As shown in FIG. 13, a first divided region to a fourth divided region are predetermined in counterclockwise. In this example, a boundary between the first region and the second region is set to a changeover of λ number such it is determined that the movable element 20 has moved over 1λ when the reference line 21L of the connection electrode 21 enters the second region from the first region. The motion from the first region to the second region clockwise is within one λ so that the λ number counter is not updated. A first step of the determination is to determine whether the value of the region register indicates the first region or the second region.

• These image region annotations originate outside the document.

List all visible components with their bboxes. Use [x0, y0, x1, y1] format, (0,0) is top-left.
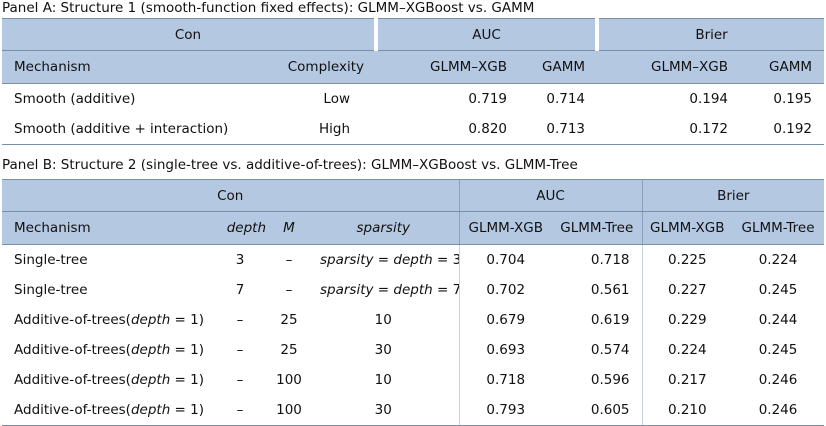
table-row: Smooth (additive + interaction) High 0.8… [2, 114, 825, 145]
m-cell: 25 [280, 342, 298, 358]
panel-b-header-brier-glmm: GLMM-XGB [642, 211, 733, 245]
brier-tree-cell: 0.244 [758, 312, 798, 328]
brier-glmm-cell: 0.224 [667, 342, 707, 358]
brier-glmm-cell: 0.172 [597, 114, 741, 145]
auc-glmm-cell: 0.679 [486, 312, 526, 328]
m-cell: 25 [280, 312, 298, 328]
panel-b-group-auc: AUC [459, 179, 643, 212]
panel-a-header-mechanism: Mechanism [2, 50, 260, 84]
depth-cell: 7 [235, 282, 245, 298]
brier-glmm-cell: 0.210 [642, 395, 733, 426]
table-row: Additive-of-trees(depth = 1) – 100 10 0.… [2, 365, 824, 395]
auc-tree-cell: 0.718 [552, 244, 643, 275]
brier-glmm-cell: 0.217 [667, 372, 707, 388]
mechanism-cell: Additive-of-trees(depth = 1) [14, 372, 204, 388]
sparsity-cell: 30 [308, 395, 460, 426]
panel-a-column-header-row: Mechanism Complexity GLMM–XGB GAMM GLMM–… [2, 50, 825, 84]
panel-b-column-header-row: Mechanism depth M sparsity GLMM-XGB GLMM… [2, 211, 825, 245]
brier-tree-cell: 0.245 [758, 282, 798, 298]
auc-glmm-cell: 0.693 [486, 342, 526, 358]
mechanism-cell: Additive-of-trees(depth = 1) [14, 312, 204, 328]
m-cell: 100 [276, 372, 302, 388]
mechanism-cell: Smooth (additive) [14, 91, 136, 107]
auc-glmm-cell: 0.820 [376, 114, 519, 145]
m-cell: – [285, 252, 293, 268]
panel-b-header-depth: depth [210, 211, 270, 245]
brier-tree-cell: 0.246 [758, 372, 798, 388]
table-row: Additive-of-trees(depth = 1) – 25 30 0.6… [2, 335, 824, 365]
panel-b-group-con: Con [2, 179, 460, 212]
panel-a-caption: Panel A: Structure 1 (smooth-function fi… [2, 0, 535, 16]
depth-cell: – [236, 342, 244, 358]
sparsity-cell: sparsity = depth = 7 [308, 275, 460, 305]
brier-glmm-cell: 0.229 [667, 312, 707, 328]
auc-tree-cell: 0.619 [552, 305, 643, 335]
panel-b-header-m: M [270, 211, 308, 245]
panel-b-caption: Panel B: Structure 2 (single-tree vs. ad… [2, 157, 578, 173]
depth-cell: 3 [235, 252, 245, 268]
table-row: Additive-of-trees(depth = 1) – 25 10 0.6… [2, 305, 824, 335]
mechanism-cell: Additive-of-trees(depth = 1) [14, 342, 204, 358]
brier-tree-cell: 0.245 [758, 342, 798, 358]
auc-tree-cell: 0.605 [552, 395, 643, 426]
brier-gamm-cell: 0.195 [773, 91, 813, 107]
mechanism-cell: Additive-of-trees(depth = 1) [2, 395, 210, 426]
mechanism-cell: Smooth (additive + interaction) [2, 114, 260, 145]
m-cell: – [285, 282, 293, 298]
auc-gamm-cell: 0.714 [546, 91, 586, 107]
sparsity-cell: 30 [308, 335, 460, 365]
panel-a-header-auc-glmm: GLMM–XGB [376, 50, 519, 84]
auc-gamm-cell: 0.713 [519, 114, 598, 145]
table-row: Single-tree 7 – sparsity = depth = 7 0.7… [2, 275, 824, 305]
m-cell: 100 [270, 395, 308, 426]
panel-a-header-brier-gamm: GAMM [740, 50, 825, 84]
brier-glmm-cell: 0.194 [689, 91, 729, 107]
brier-tree-cell: 0.224 [758, 252, 798, 268]
mechanism-cell: Single-tree [14, 252, 88, 268]
panel-a-group-con: Con [2, 18, 378, 51]
panel-b-header-brier-tree: GLMM-Tree [732, 211, 825, 245]
auc-tree-cell: 0.561 [552, 275, 643, 305]
brier-gamm-cell: 0.192 [740, 114, 825, 145]
sparsity-cell: 10 [308, 365, 460, 395]
sparsity-cell: sparsity = depth = 3 [308, 244, 460, 275]
panel-a-header-complexity: Complexity [260, 50, 376, 84]
panel-b-header-auc-tree: GLMM-Tree [552, 211, 643, 245]
panel-a-table: Con AUC Brier Mechanism Complexity GLMM–… [2, 18, 825, 145]
table-row: Additive-of-trees(depth = 1) – 100 30 0.… [2, 395, 825, 426]
brier-tree-cell: 0.246 [732, 395, 825, 426]
auc-glmm-cell: 0.704 [486, 252, 526, 268]
panel-b-group-brier: Brier [642, 179, 825, 212]
auc-tree-cell: 0.596 [552, 365, 643, 395]
auc-glmm-cell: 0.702 [486, 282, 526, 298]
depth-cell: – [210, 395, 270, 426]
complexity-cell: High [260, 114, 376, 145]
panel-b-header-sparsity: sparsity [308, 211, 460, 245]
panel-a-group-brier: Brier [597, 18, 825, 51]
panel-b-group-header-row: Con AUC Brier [2, 179, 825, 212]
mechanism-cell: Single-tree [14, 282, 88, 298]
depth-cell: – [236, 312, 244, 328]
auc-glmm-cell: 0.793 [459, 395, 552, 426]
brier-glmm-cell: 0.227 [667, 282, 707, 298]
sparsity-cell: 10 [308, 305, 460, 335]
brier-glmm-cell: 0.225 [667, 252, 707, 268]
auc-tree-cell: 0.574 [552, 335, 643, 365]
depth-cell: – [236, 372, 244, 388]
panel-a-header-auc-gamm: GAMM [519, 50, 598, 84]
panel-a-group-header-row: Con AUC Brier [2, 18, 825, 51]
auc-glmm-cell: 0.719 [468, 91, 507, 107]
panel-b-header-auc-glmm: GLMM-XGB [459, 211, 552, 245]
complexity-cell: Low [323, 91, 350, 107]
table-row: Single-tree 3 – sparsity = depth = 3 0.7… [2, 244, 824, 275]
panel-b-header-mechanism: Mechanism [2, 211, 210, 245]
table-row: Smooth (additive) Low 0.719 0.714 0.194 … [2, 84, 824, 115]
panel-a-header-brier-glmm: GLMM–XGB [597, 50, 741, 84]
panel-a-group-auc: AUC [376, 18, 600, 51]
auc-glmm-cell: 0.718 [486, 372, 526, 388]
panel-b-table: Con AUC Brier Mechanism depth M sparsity… [2, 179, 825, 426]
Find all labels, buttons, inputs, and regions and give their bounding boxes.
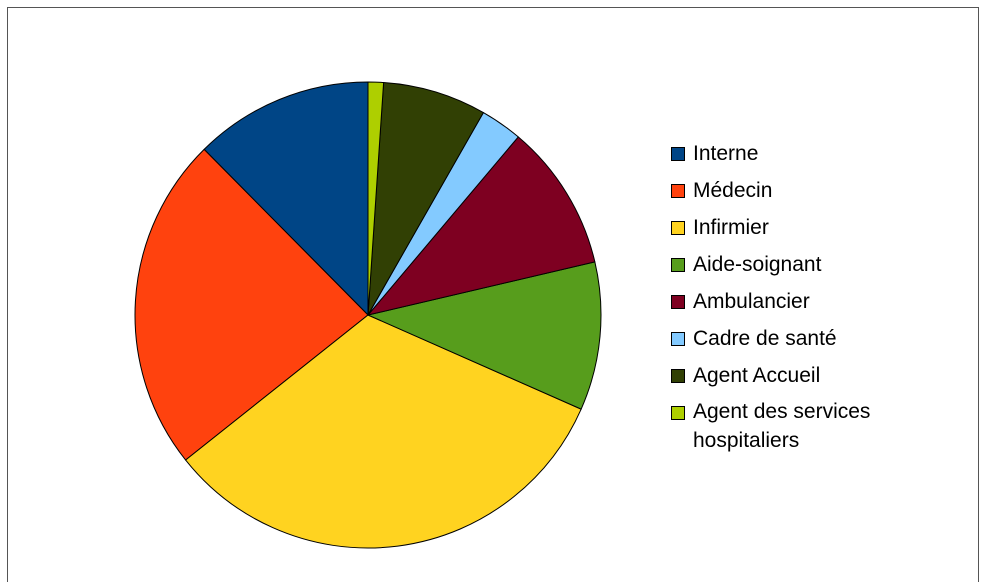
legend-swatch-interne	[671, 147, 685, 161]
legend-swatch-agent-accueil	[671, 369, 685, 383]
legend-swatch-cadre-de-sante	[671, 332, 685, 346]
legend-label-ambulancier: Ambulancier	[693, 290, 810, 313]
legend-label-cadre-de-sante: Cadre de santé	[693, 327, 837, 350]
legend-label-agent-accueil: Agent Accueil	[693, 364, 821, 387]
legend-swatch-aide-soignant	[671, 258, 685, 272]
legend-label-medecin: Médecin	[693, 179, 773, 202]
legend-swatch-medecin	[671, 184, 685, 198]
pie-slice-medecin	[134, 148, 369, 461]
legend-swatch-agent-services-hospitaliers	[671, 406, 685, 420]
legend-label-agent-services-hospitaliers: Agent des services hospitaliers	[693, 400, 871, 452]
legend-label-interne: Interne	[693, 142, 759, 165]
legend-swatch-ambulancier	[671, 295, 685, 309]
pie-slice-interne	[203, 81, 369, 316]
legend-swatch-infirmier	[671, 221, 685, 235]
pie-slice-ambulancier	[367, 136, 596, 316]
pie-slice-agent-services-hospitaliers	[367, 81, 385, 316]
pie-slice-infirmier	[185, 314, 582, 549]
legend-label-infirmier: Infirmier	[693, 216, 769, 239]
pie-slice-aide-soignant	[367, 261, 602, 410]
pie-slices	[134, 81, 602, 549]
pie-slice-agent-accueil	[367, 82, 484, 316]
chart-frame	[7, 7, 979, 582]
legend-label-aide-soignant: Aide-soignant	[693, 253, 822, 276]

As a second step, it is determined whether the region data obtained in the present processing period indicates the first region or the second region.
Respective steps of the flowchart shown in FIG. 12 will be explained.
[Step SB1]: The previous region data are read.
[Step SB2]: It is determined whether the previous region data indicate the first region or not. If the previous region data are determined to indicate the first region the procedure proceeds Step SB3, and if not the procedure proceeds Step SB5.
[Step SB3]: It is determined whether the present region data indicate the second region. If the present region data are determined to indicate the second region the procedure proceeds Step SB4, and if not the procedure is terminated.
[Step SB4]: The λ number counter is increased by “1” and stored.
[Step SB5]: It is determined whether the previous region data indicate the second region. If the previous region data are determined to indicate the second region the procedure proceeds Step SB6, and if not the procedure is terminated.
[Step SB6]: It is determined whether the present region data indicate the first region. If the present region data are determined to indicate the first region the procedure proceeds Step SB7, and if not the procedure is terminated.
[Step SB7]: The λ number counter is decreased by “1” and stored, and the procedure is terminated.
With this embodiment, a rotational position of the movable element 20 over a plurality of cycles of the arrangement of the excitation electrodes 11 can be detected securely.

Claims

1. A capacitance-type encoder comprising:

a stator having at least three excitation-electrode sets electrically independent from each other, each set being constituted of excitation electrodes arranged cyclically and electrically connected with each other so that a predetermined number of excitation-electrode groups are formed, and a receiving electrode electrically independent from the excitation electrodes;

a movable element provided movably relative to said stator and having connection electrodes arranged to confront the excitation electrodes of said stator cyclically to have the same number as the excitation-electrode groups, and a sending electrode electrically connected with the connecting electrodes and arranged to confront the receiving electrode of said stator;

excitation means for applying excitation signals of binary voltages to the excitation-electrode sets of said stator periodically in a predetermined sequence; and

signal processing means for processing detection signals generated in the connection electrodes of said movable element and received by the receiving electrode through the sending electrode when the excitation signals are applied to the excitation electrodes of said stator to determine which one of divided regions said movable element is positioned in based on a combination pattern of the detection signals, said divided regions being predetermined by dividing one cycle of arrangement of excitation electrodes in each excitation-electrode group by the number of the excitation-electrode sets.

2. A capacitance-type position encoder according to claim 1, wherein said excitation signals comprise positive or negative pulse voltages.